“原定名单上,她才是项目发起人。”
“她退出,赞助方自然没有继续履约的义务。”
老师拿出最初的合作邮件。
邮件发送时间是在两个月前的凌晨三点。
后面跟着十几版修改过的预算和行程。
经办人一栏始终写着我的名字。
程野记得那个晚上。
我曾问他伦敦有哪些剧院值得去,他却嫌我打扰背词,草草挂了电话。
原来我熬夜做的不是普通作业。
是我计划送给整个剧社,也送给他的未来。
剧场里一片死寂。
昨天还说要把我的名额赔给许晴。
如今众人才明白,那句话究竟有多荒谬。
程野通过两家父母,终于打听到我家的地址。
他赶到时,程家送来的礼物正一箱箱往外搬。
程野的母亲也在。
她红着眼向我妈妈道歉,说一直以为两个孩子感情很好。
我妈妈没有迁怒她,只把礼单一项项交还。
两家长辈原本相识多年。
正因如此,解除婚约才更显得没有回头余地。
妈妈站在门口核对清单,没有让他进去。
“林夏不想见你。
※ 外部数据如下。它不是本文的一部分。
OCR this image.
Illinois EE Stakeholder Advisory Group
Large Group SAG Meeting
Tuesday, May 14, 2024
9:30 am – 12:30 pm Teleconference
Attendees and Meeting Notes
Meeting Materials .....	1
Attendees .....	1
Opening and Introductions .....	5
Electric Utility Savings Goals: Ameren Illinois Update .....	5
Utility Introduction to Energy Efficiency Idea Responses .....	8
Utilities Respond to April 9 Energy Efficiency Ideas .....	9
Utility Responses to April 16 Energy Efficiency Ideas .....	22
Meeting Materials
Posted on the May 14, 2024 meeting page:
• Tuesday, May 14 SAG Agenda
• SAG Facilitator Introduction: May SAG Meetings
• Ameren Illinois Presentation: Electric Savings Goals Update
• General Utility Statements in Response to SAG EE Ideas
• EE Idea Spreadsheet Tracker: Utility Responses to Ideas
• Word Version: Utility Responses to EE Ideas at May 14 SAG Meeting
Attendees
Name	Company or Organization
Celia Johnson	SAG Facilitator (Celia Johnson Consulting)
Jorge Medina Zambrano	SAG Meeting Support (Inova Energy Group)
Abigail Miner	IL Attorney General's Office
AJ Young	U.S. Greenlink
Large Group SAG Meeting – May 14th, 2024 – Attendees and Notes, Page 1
”
程野红着眼求她。
“阿姨,我可以解释。”
“你留给她解释的机会了吗?”
妈妈合上清单。
“订婚不是让她拿一辈子替你收拾残局。”
“她已经浪费了两年,不会再浪费第三年。”
程野在门外等到天黑。
我出门拿证件时,还是撞见了他。
短短两天,他像换了个人。
衣服皱得厉害,眼下也全是红血丝。
他挡在车门前,声音发哑。
“给我十分钟。”
我看了眼时间。
“就在这里说。”
他拿出手机,翻出许晴很早以前发给他的聊天记录。
许晴的姑姑是伦敦一个青年戏剧项目的评委。
她答应程野,只要自己成为女主角,并拿到交流名额,就替我争取一次补录面试。
“我知道你一直为错过面试难过。”
“我只是想把机会还给你。”
程野抓紧手机,像抓着最后一根绳索。
“林夏,我做这些都是为了你。”
我忽然想起,许晴刚来剧社时曾问过程野。
她说如果自己能帮上我的忙,他愿不愿意还她一个人情。
程野当时没有告诉我具体内容。
他把这场交易当成惊喜,也把我的职位当成了可以替我支配的筹码。
在他的计划里,我只需要最后感动地接受结果。
至于过程中受过什么,他从未真正计算过。
我看完聊天记录,只觉得疲惫。
“所以你就拿走我的职位,去换一个根本不确定的承诺?”
“你让我被整个剧社怀疑,也是为了我?”
程野急忙摇头。
“我没想到事情会变成这样。”
“我以为只要忍过这段时间,等你拿到补录名额,一切都能解释。”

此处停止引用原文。